A first warrant gives you a crime. A second warrant gives you a case.

The Hartford case ultimately resulted in a conviction, but on a longer timeline and with more contested evidence than was necessary. The internal review afterward concluded that the failure was not investigative — the detective had built probable cause for a residence search by the third day — but logistical. The prosecutor’s office was short-staffed; the affidavit drafted for the residence was never finalized. The second warrant existed in everyone’s head and on no piece of paper.

What it looks like from the defense side

Defense attorneys read warrant affidavits the way prosecutors read indictments — looking for the spots where the structure can be pried apart. A second warrant, written off the back of a first, is structurally interesting because it incorporates the first warrant’s findings by reference. If the first warrant was bad — overbroad, insufficiently particular, served on the wrong premises — the second warrant inherits the problem.

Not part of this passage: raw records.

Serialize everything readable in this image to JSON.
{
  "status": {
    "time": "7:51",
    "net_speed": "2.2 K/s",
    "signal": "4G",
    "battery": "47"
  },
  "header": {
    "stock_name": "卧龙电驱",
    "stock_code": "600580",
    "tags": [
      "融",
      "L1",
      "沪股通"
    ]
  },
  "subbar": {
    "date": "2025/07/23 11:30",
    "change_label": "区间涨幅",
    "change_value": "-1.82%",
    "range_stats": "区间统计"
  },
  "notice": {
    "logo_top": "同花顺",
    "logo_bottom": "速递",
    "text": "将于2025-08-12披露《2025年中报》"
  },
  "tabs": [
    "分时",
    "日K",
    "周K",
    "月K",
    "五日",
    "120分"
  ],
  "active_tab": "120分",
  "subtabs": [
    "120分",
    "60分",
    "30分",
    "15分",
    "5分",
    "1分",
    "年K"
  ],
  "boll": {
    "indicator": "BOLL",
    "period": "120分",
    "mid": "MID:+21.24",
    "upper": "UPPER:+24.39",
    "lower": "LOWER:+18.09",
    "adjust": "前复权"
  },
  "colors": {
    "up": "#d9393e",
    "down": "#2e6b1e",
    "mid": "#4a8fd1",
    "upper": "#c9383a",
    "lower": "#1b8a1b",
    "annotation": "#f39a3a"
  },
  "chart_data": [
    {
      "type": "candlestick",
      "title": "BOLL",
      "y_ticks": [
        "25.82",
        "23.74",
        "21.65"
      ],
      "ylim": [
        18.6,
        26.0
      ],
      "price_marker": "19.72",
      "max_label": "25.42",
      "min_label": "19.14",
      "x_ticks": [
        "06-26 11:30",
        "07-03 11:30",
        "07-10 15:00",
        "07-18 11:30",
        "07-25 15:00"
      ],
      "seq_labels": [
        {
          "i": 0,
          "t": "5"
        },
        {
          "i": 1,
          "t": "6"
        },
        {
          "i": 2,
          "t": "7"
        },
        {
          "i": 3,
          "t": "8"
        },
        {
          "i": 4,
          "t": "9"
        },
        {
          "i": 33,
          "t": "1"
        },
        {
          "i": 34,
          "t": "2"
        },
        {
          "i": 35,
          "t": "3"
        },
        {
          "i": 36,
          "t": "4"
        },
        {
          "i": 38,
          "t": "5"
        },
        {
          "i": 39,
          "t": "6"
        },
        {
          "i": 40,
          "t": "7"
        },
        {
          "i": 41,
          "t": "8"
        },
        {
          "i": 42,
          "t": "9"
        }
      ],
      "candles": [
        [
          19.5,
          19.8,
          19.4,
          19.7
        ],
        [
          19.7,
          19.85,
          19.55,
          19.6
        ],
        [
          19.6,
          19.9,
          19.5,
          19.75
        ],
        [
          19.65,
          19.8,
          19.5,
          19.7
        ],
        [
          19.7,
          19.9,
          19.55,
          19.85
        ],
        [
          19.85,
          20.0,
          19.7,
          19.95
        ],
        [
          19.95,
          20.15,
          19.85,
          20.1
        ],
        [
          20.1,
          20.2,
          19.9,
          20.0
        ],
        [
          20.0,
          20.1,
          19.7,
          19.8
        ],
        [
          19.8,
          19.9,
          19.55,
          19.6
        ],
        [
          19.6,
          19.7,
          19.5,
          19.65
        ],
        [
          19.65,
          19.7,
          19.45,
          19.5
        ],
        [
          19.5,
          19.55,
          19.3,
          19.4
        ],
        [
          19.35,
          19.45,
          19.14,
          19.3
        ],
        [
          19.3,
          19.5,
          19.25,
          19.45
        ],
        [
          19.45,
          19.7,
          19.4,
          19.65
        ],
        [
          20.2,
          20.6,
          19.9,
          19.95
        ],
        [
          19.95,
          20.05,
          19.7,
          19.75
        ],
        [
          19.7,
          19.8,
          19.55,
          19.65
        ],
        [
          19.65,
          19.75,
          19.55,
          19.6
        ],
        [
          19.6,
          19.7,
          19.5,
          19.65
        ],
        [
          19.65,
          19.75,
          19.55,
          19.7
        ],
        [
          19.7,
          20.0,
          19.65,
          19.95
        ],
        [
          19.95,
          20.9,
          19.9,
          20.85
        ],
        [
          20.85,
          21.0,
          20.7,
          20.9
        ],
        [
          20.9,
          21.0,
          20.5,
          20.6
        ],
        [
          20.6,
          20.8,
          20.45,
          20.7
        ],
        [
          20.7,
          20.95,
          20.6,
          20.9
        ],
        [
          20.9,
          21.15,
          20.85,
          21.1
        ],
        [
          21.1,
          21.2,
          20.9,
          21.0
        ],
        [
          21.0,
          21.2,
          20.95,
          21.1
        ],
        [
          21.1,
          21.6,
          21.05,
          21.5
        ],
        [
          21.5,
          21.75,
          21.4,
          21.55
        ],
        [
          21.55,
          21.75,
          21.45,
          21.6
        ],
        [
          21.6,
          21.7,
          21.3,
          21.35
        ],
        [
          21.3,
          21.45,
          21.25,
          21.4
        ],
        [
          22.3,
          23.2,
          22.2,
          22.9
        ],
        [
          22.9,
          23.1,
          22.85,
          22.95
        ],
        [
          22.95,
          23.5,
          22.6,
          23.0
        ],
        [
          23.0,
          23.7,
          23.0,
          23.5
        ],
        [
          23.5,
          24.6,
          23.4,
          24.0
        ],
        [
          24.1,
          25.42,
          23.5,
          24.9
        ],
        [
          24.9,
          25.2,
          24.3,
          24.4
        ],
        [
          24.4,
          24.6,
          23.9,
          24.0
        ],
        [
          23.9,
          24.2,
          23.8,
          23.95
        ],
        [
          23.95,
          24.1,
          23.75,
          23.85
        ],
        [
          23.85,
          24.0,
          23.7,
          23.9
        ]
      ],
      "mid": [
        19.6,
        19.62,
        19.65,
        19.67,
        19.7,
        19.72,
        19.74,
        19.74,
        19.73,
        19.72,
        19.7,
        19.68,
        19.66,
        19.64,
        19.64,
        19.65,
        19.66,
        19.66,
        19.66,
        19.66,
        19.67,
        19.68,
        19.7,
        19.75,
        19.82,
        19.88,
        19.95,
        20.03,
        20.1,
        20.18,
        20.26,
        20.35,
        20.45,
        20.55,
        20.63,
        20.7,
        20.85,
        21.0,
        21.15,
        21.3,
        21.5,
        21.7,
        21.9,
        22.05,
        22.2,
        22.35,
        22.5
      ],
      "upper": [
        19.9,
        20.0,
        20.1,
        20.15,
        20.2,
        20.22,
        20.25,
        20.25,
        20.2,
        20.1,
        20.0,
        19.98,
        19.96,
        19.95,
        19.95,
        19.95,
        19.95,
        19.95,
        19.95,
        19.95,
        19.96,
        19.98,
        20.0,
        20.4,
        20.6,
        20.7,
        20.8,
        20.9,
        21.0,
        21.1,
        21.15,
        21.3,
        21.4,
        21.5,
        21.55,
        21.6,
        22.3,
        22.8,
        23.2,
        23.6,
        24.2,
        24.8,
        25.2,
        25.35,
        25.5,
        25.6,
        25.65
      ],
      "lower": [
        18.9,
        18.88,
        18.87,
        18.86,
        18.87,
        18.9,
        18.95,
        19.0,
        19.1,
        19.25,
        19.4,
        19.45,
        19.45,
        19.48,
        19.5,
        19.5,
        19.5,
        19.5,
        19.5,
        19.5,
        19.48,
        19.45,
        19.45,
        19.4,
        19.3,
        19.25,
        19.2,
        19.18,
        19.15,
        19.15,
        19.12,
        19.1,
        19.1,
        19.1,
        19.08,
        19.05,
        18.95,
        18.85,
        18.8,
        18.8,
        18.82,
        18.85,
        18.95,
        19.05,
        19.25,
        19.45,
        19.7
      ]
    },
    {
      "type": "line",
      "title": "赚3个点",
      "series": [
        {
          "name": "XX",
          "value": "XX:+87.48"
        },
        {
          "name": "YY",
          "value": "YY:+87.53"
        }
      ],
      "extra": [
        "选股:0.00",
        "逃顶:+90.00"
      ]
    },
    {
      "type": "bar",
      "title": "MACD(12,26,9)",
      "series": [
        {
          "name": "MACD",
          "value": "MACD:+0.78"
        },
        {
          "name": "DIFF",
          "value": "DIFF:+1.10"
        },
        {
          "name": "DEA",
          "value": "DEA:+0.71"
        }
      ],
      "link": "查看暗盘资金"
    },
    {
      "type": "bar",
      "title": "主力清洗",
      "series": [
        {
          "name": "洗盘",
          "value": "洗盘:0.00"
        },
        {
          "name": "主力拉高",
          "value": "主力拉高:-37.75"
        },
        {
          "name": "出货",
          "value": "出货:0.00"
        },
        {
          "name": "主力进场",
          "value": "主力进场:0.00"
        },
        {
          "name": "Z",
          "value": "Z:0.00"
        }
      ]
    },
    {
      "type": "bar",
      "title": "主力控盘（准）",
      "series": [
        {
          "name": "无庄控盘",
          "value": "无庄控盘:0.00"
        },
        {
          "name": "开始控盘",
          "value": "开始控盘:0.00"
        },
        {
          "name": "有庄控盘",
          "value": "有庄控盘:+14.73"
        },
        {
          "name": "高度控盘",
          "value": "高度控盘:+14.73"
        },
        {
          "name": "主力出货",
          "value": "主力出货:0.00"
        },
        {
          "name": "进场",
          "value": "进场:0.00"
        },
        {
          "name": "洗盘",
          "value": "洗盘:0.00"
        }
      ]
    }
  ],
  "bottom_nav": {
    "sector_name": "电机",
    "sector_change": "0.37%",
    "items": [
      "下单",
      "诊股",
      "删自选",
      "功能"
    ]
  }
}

The fruit-of-the-poisonous-tree doctrine is the legal name for this. Practically, it means that a successful suppression motion against the first warrant tends to drag the second one down with it, and the case collapses.

This is one of the reasons prosecutors are careful about which detectives write which affidavits. A first warrant that is competently drafted, narrowly scoped, and tightly worded creates leverage that compounds. A first warrant that overreaches creates leverage in the other direction.

Why the second warrant is usually the right thing to fight

For investigators who follow these cases, the second warrant is the place to push. It is where the leverage of the first warrant becomes evidence in court — and where, when an investigation stalls out, the answer is usually not a new investigative theory but rather a request to look at a particular place again, on the basis of what was learned the first time.

The Lakewood case took fourteen months from the first warrant to a guilty plea. The Northshore Tract case took six. The Eastern District case took two years and produced indictments against four people, two of whom had not been on the prosecutor’s radar before the second warrant was served.

In each one, the centerpiece of the eventual prosecution was material that did not exist in the first affidavit. It came from looking again, at a different place, with a more specific question.

Presented by

Dana Ortiz and Simon Whistler

Dana Ortiz covers prosecutorial mechanics, evidentiary procedure, and how investigations unwind decades after the original case file went cold.

FAQ

Can a defense attorney move to suppress a second warrant on its own?

They can move to suppress anything found pursuant to it, yes — and the motion is usually framed as “fruit of the poisonous tree” if the first warrant was defective. The harder argument is suppressing a second warrant that is technically clean on its own face but relies on a first warrant the defense can pry apart. That argument turns on whether the second affidavit would have survived without the first warrant’s product. Sometimes it would.

Sometimes a magistrate would have signed it anyway. Defense attorneys spend a lot of energy on which it is.

Do prosecutors ever skip the second warrant on purpose?

Occasionally — when they think the first warrant gives them what they need and that asking for more would alert the defense to a theory the prosecution would rather not preview. It is usually a tactical error. The cases where a second warrant would have found additional evidence and the prosecution declined to ask for one tend to show up in defense motions years later, when the absence becomes a talking point about whether the investigation was rigorous.

Are second warrants ever denied?

Yes, more often than the public would assume. Magistrates are willing to second-guess the leap from “evidence at the first location” to “probable cause at the second location,” especially when the second location is a residence and the affiant is leaning on inference rather than direct statement. The denied-warrant rate is hard to measure precisely because denials are not always logged in a public docket, but talking to magistrates suggests it runs higher than the public-facing statistics imply.